While people the world over tuned in to the news at the beginning of last week to get the latest updates on Israel’s then-hours old air offensive in the Gaza Strip, Rabbi Eliezer Sneiderman, co-director of the Chabad-Lubavitch center serving the University of Delaware, was fielding e-mails and phone calls from frantic parents whose children were scheduled to accompany him the following morning on a weeklong trip to the Holy Land.
The group of 37 students arrived in Israel Dec. 30 as part of an alternative winter break social-service trip organized by the Jewish National Fund in cooperation with the Chabad on Campus International Foundation. Representing some 20 college campuses across North America, each one raised $950 towards the construction of an indoor protected playground the JNF is building in the war-torn desert town of Sderot.

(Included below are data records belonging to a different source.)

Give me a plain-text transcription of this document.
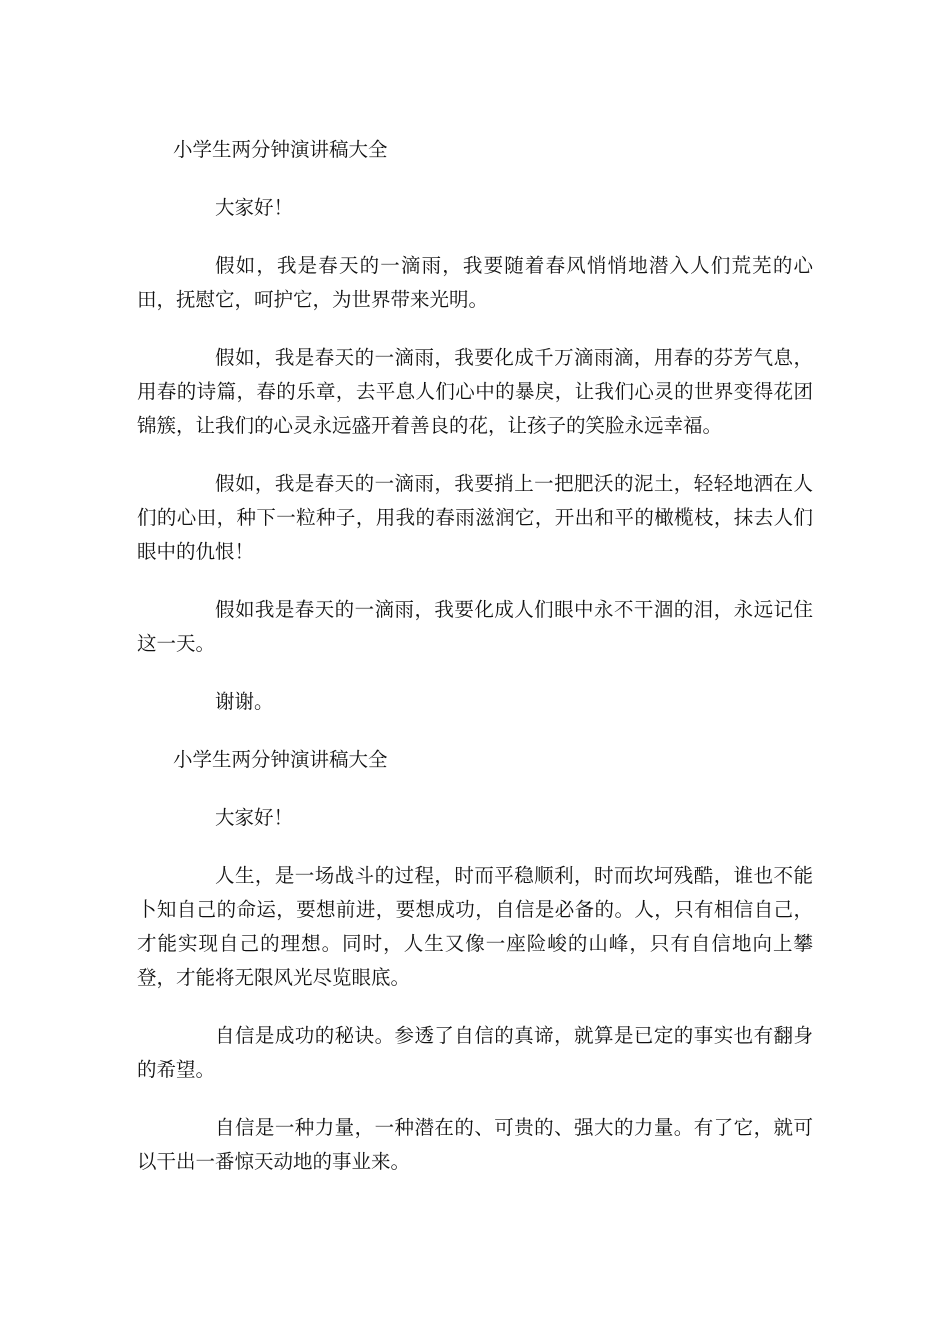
小学生两分钟演讲稿大全

大家好！

假如，我是春天的一滴雨，我要随着春风悄悄地潜入人们荒芜的心田，抚慰它，呵护它，为世界带来光明。

假如，我是春天的一滴雨，我要化成千万滴雨滴，用春的芬芳气息，用春的诗篇，春的乐章，去平息人们心中的暴戾，让我们心灵的世界变得花团锦簇，让我们的心灵永远盛开着善良的花，让孩子的笑脸永远幸福。

假如，我是春天的一滴雨，我要捎上一把肥沃的泥土，轻轻地洒在人们的心田，种下一粒种子，用我的春雨滋润它，开出和平的橄榄枝，抹去人们眼中的仇恨！

假如我是春天的一滴雨，我要化成人们眼中永不干涸的泪，永远记住这一天。

谢谢。

小学生两分钟演讲稿大全

大家好！

人生，是一场战斗的过程，时而平稳顺利，时而坎坷残酷，谁也不能卜知自己的命运，要想前进，要想成功，自信是必备的。人，只有相信自己，才能实现自己的理想。同时，人生又像一座险峻的山峰，只有自信地向上攀登，才能将无限风光尽览眼底。

自信是成功的秘诀。参透了自信的真谛，就算是已定的事实也有翻身的希望。

自信是一种力量，一种潜在的、可贵的、强大的力量。有了它，就可以干出一番惊天动地的事业来。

Even with Palestinian rockets pounding cities across southern Israel, Sneiderman explained that the students and their families all understood the benefit in helping the Israeli people.

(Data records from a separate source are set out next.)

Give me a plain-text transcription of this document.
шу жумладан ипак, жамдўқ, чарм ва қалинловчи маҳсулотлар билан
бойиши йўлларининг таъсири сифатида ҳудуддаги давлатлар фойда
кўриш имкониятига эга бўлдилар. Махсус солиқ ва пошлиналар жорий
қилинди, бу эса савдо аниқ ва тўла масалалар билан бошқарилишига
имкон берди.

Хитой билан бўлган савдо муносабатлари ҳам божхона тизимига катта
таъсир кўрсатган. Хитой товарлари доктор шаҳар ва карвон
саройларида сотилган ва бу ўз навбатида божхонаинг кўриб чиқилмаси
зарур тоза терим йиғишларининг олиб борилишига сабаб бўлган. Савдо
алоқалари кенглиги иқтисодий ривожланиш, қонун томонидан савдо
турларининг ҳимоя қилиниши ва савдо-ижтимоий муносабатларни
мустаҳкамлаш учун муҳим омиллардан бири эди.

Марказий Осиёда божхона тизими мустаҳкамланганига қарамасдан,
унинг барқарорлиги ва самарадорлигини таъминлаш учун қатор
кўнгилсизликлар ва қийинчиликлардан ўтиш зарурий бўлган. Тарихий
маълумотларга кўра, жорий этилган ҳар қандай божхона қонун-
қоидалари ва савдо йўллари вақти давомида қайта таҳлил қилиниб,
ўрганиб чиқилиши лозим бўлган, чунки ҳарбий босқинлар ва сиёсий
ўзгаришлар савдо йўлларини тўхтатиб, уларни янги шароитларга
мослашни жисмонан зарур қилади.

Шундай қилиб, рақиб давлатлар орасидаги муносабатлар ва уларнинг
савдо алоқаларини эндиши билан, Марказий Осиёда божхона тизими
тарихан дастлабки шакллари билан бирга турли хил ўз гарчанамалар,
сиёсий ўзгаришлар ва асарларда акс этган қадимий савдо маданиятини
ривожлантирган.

“It was just a matter of reassuring them that we were taking appropriate security measures on this trip,” the rabbi said of the pre-trip conversations. “They wanted to know more about the locations we were going to and whether we’d be in range.”
The first few days of the trip were spent in Arad, a mountainous city halfway between Be’er Sheva and the Dead Sea, and home to Israel’s Air Force Museum. Except for the sound of warplanes flying overhead – likely speeding to their targets inside Gaza – the students said all has been quiet. They’ve largely stayed focused on the work they came to do.
“We’re here doing community service,” said Noam Oldstein, a student at California State University, Northridge. “We have a reason to be here, and when you are committed to doing something, you can’t let fear stop you from doing it.
“I’d rather be in Israel,” he added, “than anywhere else.”
On Tuesday and Wednesday, the delegation painted park benches and the public spaces in low-income neighborhoods before meeting with a group of 40 families from Sderot who had come to Arad for a few-days’ respite from the rocket attacks.
The families, however, were told upon their arrival that their hotel rooms wouldn’t be ready. They spent the afternoon at a nearby indoor basketball court surrounded by their luggage, trying to sort out where to stay.
Sneiderman surprised the families with a gift from his local Jewish community to cheer them up.
“Before we left, the Jewish Community Center in Wilmington collected about 80 toys for the children of Sderot and asked me to make sure they were distributed,” related the rabbi, who has led several Taglit-birthright israel trips to the Holy Land operated by Mayanot. “I had no idea how I would do that, because we weren’t going to be in Sderot, but I brought the toys anyway, because I was hoping I’d find a way.
“When I heard what happened to the families that had come here, I knew what to do with the toys,” he continued. “I asked one of the JNF staff members to give me a ride over to the basketball court, and I handed a toy to each kid.”
At the close of the week, the college students headed to Jerusalem, where they planted trees and cleaned a local park in the capital city’s Kiryat Yovel neighborhood. They spent Shabbat in nearby Bayit Vagan, and spent the beginning of this week in the Latrun area for two days of volunteer work at a local preschool.
The students were scheduled to conclude their trip with a day of vegetable picking on behalf of Table to Table, an organization that distributes food that would otherwise go to waste – such as surplus farm produce – to soup kitchens and other non-profit organizations. After a full day of harvesting, the group will deliver the produce to a soup kitchen and prepare a meal with the bounty.
Sara Rosenbaum, a student at the University of Delaware, said that the jam-packed community-minded schedule kept everyone’s mind off of the war.
“With everything that is going on,” she said, “it feels good to be in Israel.”